Demethylation therapy as a new antitumor method has been shows a good application prospect in leukemia treatment, especially opened up a new way in the treatment of refractory and relapsed leukemia.The clinical application of demethylation drugs have begun to hematological malignancies such as acute leukemia and myelodysplastic syndrome(MDS) treatment, such as5-aza-2'-deoxycytidine (deoxyeytidine) etc. As2O3is a kind of traditional Chinese medicine, initially for the treatment of acute promyelocytic leukemia and achieved good results. The main mechanism of As2O3in treatment of acute leukemia is inducing leukemia cell apoptosis. Recent studies found that, As2O3can reverse the methylation of certain tumor suppressor gene in myeloma cells and lymphoma cells, so in induction to apoptosis, As2O3may be has other mechanisms of action.

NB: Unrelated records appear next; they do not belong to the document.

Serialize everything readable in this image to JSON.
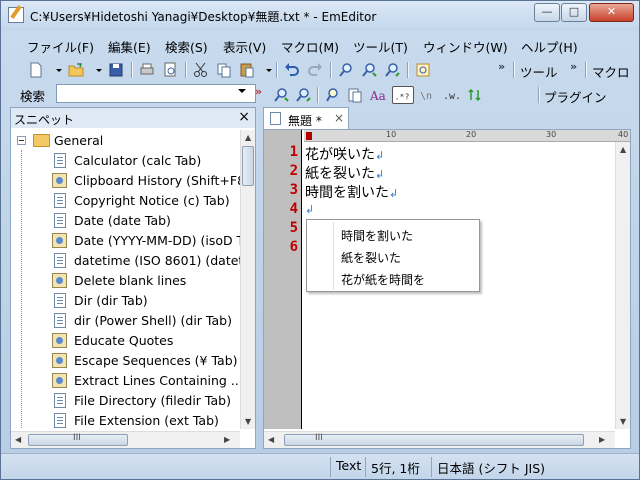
{
  "window": {
    "title": "C:¥Users¥Hidetoshi Yanagi¥Desktop¥無題.txt * - EmEditor",
    "minimize_glyph": "—",
    "maximize_glyph": "□",
    "close_glyph": "✕"
  },
  "menu": [
    {
      "label": "ファイル(F)"
    },
    {
      "label": "編集(E)"
    },
    {
      "label": "検索(S)"
    },
    {
      "label": "表示(V)"
    },
    {
      "label": "マクロ(M)"
    },
    {
      "label": "ツール(T)"
    },
    {
      "label": "ウィンドウ(W)"
    },
    {
      "label": "ヘルプ(H)"
    }
  ],
  "toolbar": {
    "tools_label": "ツール",
    "macro_label": "マクロ",
    "plugins_label": "プラグイン",
    "overflow": "»"
  },
  "search": {
    "label": "検索",
    "value": ""
  },
  "panel": {
    "title": "スニペット",
    "close": "×",
    "root": "General",
    "items": [
      {
        "label": "Calculator  (calc Tab)",
        "icon": "document-icon"
      },
      {
        "label": "Clipboard History  (Shift+F8)",
        "icon": "macro-icon"
      },
      {
        "label": "Copyright Notice  (c) Tab)",
        "icon": "document-icon"
      },
      {
        "label": "Date  (date Tab)",
        "icon": "document-icon"
      },
      {
        "label": "Date (YYYY-MM-DD)  (isoD T",
        "icon": "macro-icon"
      },
      {
        "label": "datetime (ISO 8601)  (datet",
        "icon": "document-icon"
      },
      {
        "label": "Delete blank lines",
        "icon": "macro-icon"
      },
      {
        "label": "Dir  (dir Tab)",
        "icon": "document-icon"
      },
      {
        "label": "dir (Power Shell)  (dir Tab)",
        "icon": "document-icon"
      },
      {
        "label": "Educate Quotes",
        "icon": "macro-icon"
      },
      {
        "label": "Escape Sequences  (¥ Tab)",
        "icon": "macro-icon"
      },
      {
        "label": "Extract Lines Containing ...",
        "icon": "macro-icon"
      },
      {
        "label": "File Directory  (filedir Tab)",
        "icon": "document-icon"
      },
      {
        "label": "File Extension  (ext Tab)",
        "icon": "document-icon"
      }
    ],
    "hscroll_grip": "III"
  },
  "editor": {
    "tab_label": "無題 *",
    "tab_close": "×",
    "ruler": [
      "10",
      "20",
      "30",
      "40"
    ],
    "line_numbers": [
      "1",
      "2",
      "3",
      "4",
      "5",
      "6"
    ],
    "lines": [
      "花が咲いた",
      "紙を裂いた",
      "時間を割いた",
      ""
    ],
    "eol": "↲",
    "hscroll_grip": "III"
  },
  "context_menu": {
    "items": [
      "時間を割いた",
      "紙を裂いた",
      "花が紙を時間を"
    ]
  },
  "status": {
    "mode": "Text",
    "position": "5行, 1桁",
    "encoding": "日本語 (シフト JIS)"
  }
}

The Hedgehog signaling pathway plays an important role in human and animal normal embryonic development and organ formation.Its channel members including hedgehog, PTCH, SMO, and Gli.The channel member mutations or error expression will activate the pathways, ultimately leading to cancer occurrence and development. Recent research demonstrated that the pathways relevant to tumors including basal cell carcinoma, pancreatic cancer, colon cancer, stomach cancer, small cell lung cancer, melanoma, breast cancer, ovarian cancer and other. In the tumors that Hh pathway is activated, approximately half did not find the channel member mutation. so we hypothesized that Hh pathway activation may have other regulation mechanism. Although the existing research has proved that Hh pathway has close relationship with tumor, but Hh pathway through what mechanisms contribute to tumorigenesis remain unclear. Recent studies found that some tumor in the presence of Hh signal pathway members promoter methylation. There are also reports indicate that Hh pathway is activate in some leukemia.

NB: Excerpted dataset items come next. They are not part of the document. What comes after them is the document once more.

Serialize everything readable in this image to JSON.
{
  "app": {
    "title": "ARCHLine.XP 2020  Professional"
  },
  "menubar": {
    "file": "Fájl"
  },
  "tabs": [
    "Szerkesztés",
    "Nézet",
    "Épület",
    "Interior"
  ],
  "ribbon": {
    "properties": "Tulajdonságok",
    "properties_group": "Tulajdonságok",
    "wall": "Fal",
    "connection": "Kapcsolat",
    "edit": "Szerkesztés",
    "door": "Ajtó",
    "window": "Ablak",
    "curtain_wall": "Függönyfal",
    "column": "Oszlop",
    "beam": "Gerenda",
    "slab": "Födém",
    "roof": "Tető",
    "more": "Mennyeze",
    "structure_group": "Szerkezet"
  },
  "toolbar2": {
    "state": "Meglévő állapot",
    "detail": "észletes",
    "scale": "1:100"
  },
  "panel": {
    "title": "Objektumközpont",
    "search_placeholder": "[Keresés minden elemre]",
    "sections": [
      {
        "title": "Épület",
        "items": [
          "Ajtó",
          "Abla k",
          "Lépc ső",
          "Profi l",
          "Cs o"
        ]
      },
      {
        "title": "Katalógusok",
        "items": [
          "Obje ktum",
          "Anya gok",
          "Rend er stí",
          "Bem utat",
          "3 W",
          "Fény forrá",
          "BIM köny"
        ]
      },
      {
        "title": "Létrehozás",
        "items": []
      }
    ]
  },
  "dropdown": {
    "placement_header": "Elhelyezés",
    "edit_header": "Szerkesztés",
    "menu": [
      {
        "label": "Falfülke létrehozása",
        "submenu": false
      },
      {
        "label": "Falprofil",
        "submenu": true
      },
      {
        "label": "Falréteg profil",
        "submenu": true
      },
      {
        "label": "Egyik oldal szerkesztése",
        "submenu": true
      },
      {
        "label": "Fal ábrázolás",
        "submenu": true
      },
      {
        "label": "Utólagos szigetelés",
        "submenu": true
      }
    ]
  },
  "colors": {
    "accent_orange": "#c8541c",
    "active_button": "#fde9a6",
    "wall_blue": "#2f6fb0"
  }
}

For the further study of Hh signaling role in leukemia and activation mechanism, Whether aberrant methylation of tumor suppressor genes are involved in the Hh pathway activation and the occurrence of leukemia, we detect the channel member from the RNA levels and protein level before and after As2O3treatment, detect Hh pathway tumor suppressor gene HHIP methylation status by methylation specific PCR. The study will be have important significance on the further elucidation of the pathogenesis and the discovery of new therapeutic targets in leukemia.
Objective
The study was designed to investigate whether Hh pathway is activate in acute leukemia, and whether the activation of Hedgehog pathway is related to HHIP methylation. To explore the effect of DNA methylation on the pathogenesis of leukemia. Through the research of arsenic trioxide's demethylation effect mechanism on HHIP gene, to explore whether Hh pathway exists target of demethylation drugs.
Methods
Selection of acute myeloid leukemia cell line HL60, chronic myeloid leukemia cell line K562, acute T lymphocytic leukemia cell lines Jurkat, B cell acute lymphoblastic leukemia cell line BALL-1, cell lines containing10%calf serum RPMI1640culture medium, at37degrees and5%C02culture box culture.

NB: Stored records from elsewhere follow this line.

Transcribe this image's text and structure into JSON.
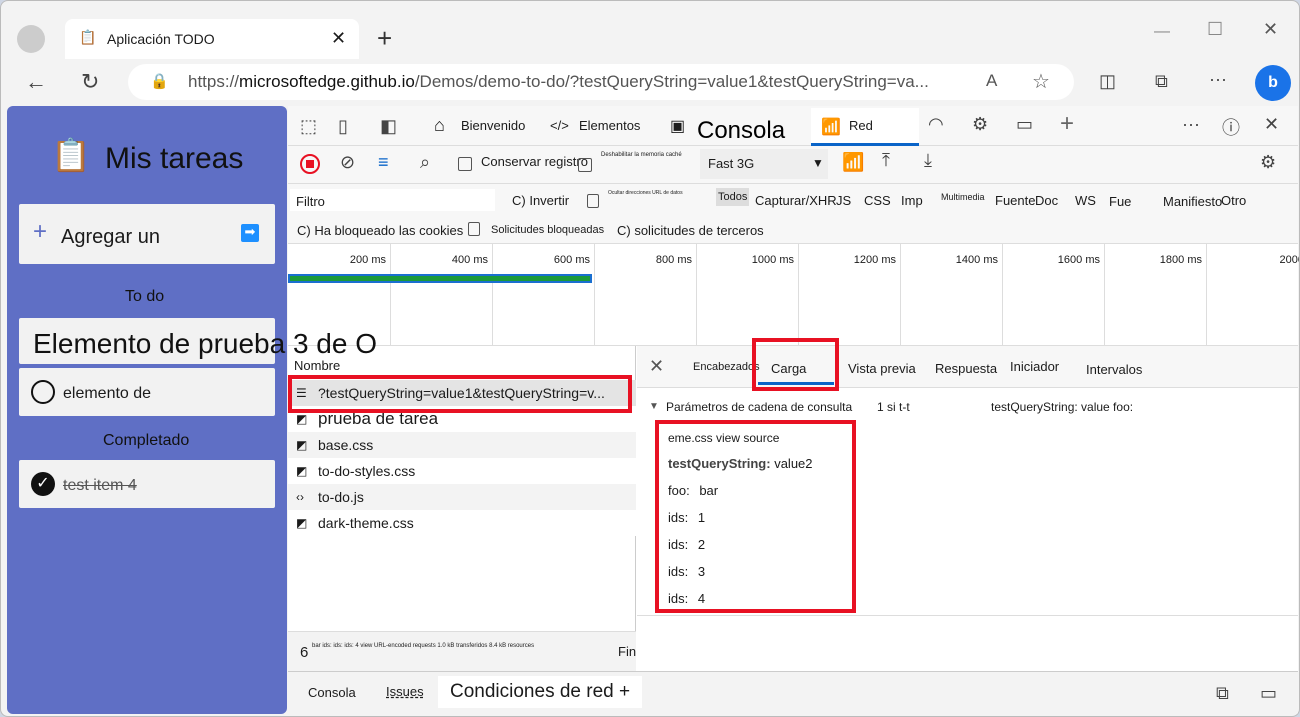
{
  "browser": {
    "tab_title": "Aplicación TODO",
    "url_prefix": "https://",
    "url_host": "microsoftedge.github.io",
    "url_path": "/Demos/demo-to-do/?testQueryString=value1&testQueryString=va..."
  },
  "app": {
    "title": "Mis tareas",
    "add_label": "Agregar un",
    "todo_heading": "To do",
    "overlay_text": "Elemento de prueba 3 de O",
    "todo_item": "elemento de",
    "completed_heading": "Completado",
    "completed_item": "test item 4"
  },
  "devtools": {
    "tabs": [
      "Bienvenido",
      "Elementos",
      "Consola",
      "Red"
    ],
    "toolbar": {
      "preserve_log": "Conservar registro",
      "disable_cache": "Deshabilitar la memoria caché",
      "throttle": "Fast 3G"
    },
    "filter": {
      "placeholder": "Filtro",
      "invert": "C) Invertir",
      "hide_data_urls": "Ocultar direcciones URL de datos",
      "types": [
        "Todos",
        "Capturar/XHR",
        "JS",
        "CSS",
        "Imp",
        "Multimedia",
        "Fuente",
        "Doc",
        "WS",
        "Fue",
        "Manifiesto",
        "Otro"
      ],
      "blocked_cookies": "C) Ha bloqueado las cookies",
      "blocked_requests": "Solicitudes bloqueadas",
      "third_party": "C) solicitudes de terceros"
    },
    "timeline_ticks": [
      "200 ms",
      "400 ms",
      "600 ms",
      "800 ms",
      "1000 ms",
      "1200 ms",
      "1400 ms",
      "1600 ms",
      "1800 ms",
      "2000"
    ],
    "requests": {
      "header": "Nombre",
      "items": [
        {
          "name": "?testQueryString=value1&testQueryString=v...",
          "icon": "document-icon"
        },
        {
          "name": "prueba de tarea",
          "icon": "stylesheet-icon"
        },
        {
          "name": "base.css",
          "icon": "stylesheet-icon"
        },
        {
          "name": "to-do-styles.css",
          "icon": "stylesheet-icon"
        },
        {
          "name": "to-do.js",
          "icon": "script-icon"
        },
        {
          "name": "dark-theme.css",
          "icon": "stylesheet-icon"
        }
      ]
    },
    "status": {
      "count": "6",
      "text": "bar ids: ids: ids: 4 view URL-encoded requests 1.0 kB transferidos 8.4 kB resources",
      "finish": "Fin"
    },
    "detail_tabs": [
      "Encabezados",
      "Carga",
      "Vista previa",
      "Respuesta",
      "Iniciador",
      "Intervalos"
    ],
    "payload": {
      "section": "Parámetros de cadena de consulta",
      "section_extra": "1 si t-t",
      "section_extra2": "testQueryString: value foo:",
      "source_line": "eme.css view source",
      "params": [
        {
          "key": "testQueryString:",
          "value": "value2"
        },
        {
          "key": "foo:",
          "value": "bar"
        },
        {
          "key": "ids:",
          "value": "1"
        },
        {
          "key": "ids:",
          "value": "2"
        },
        {
          "key": "ids:",
          "value": "3"
        },
        {
          "key": "ids:",
          "value": "4"
        }
      ]
    },
    "drawer_tabs": [
      "Consola",
      "Issues",
      "Condiciones de red +"
    ]
  }
}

1、 The activity level of Hh pathway in leukemia cell lines
1.1using reverse transcription polymerase chain reaction (RT-PCR) to detecte Hedgehog pathway members SHH, PTCH, Gli, HHIP gene expression of the leukemia cell lines and leukemia patients.
1.2Using Western-blot to detect the corresponding protein expression.
2、 Methylation status of HHIP gene in leukemia cell lines and its influence on the expression of Gli
2.1Using DNA Extraction Kit by silica gel column extraction of genomic DNA, Select specimen of purity between1.70-1.90.Using DNA CpGenome DNA Methylation kit sample kit for DNA was modified, then using methylation-specific PCR (MS-PCR) to detect Hedgehog signal pathway of HHIP gene promoter region methylation of4leukemia cell lines.
2.2Using siRNA closed HHIP gene expression, then use RT-PCR to detect the expression of Glil HHIP gene.
3、 Demethylation mechanism of arsenic trioxide
3.1Treat BALL-1cell line With different concentrations of As2O3, in accordance with the concentration of As2O3is divided into0.0,2.5,5.0, 10.0umol/L group, after treatment for24,48,72,96hours, add lOul CCK-8solution, the microplate reader on450nm single wavelength measuring absorbance0D value, calculate the inhibition rate, and take the time as the horizontal axis,0D value for the cell growth curve.
3.2As203treatment after48hours, collecte the cells, washing2times by PBS, add cold ethanol fixation for more than24hours, washing cells by PBS,37℃magazine incubated for30minutes, PI staining, avoid the light for30minutes, detect changes of cell cycle after arsenic trioxide treatment by flow cytometry.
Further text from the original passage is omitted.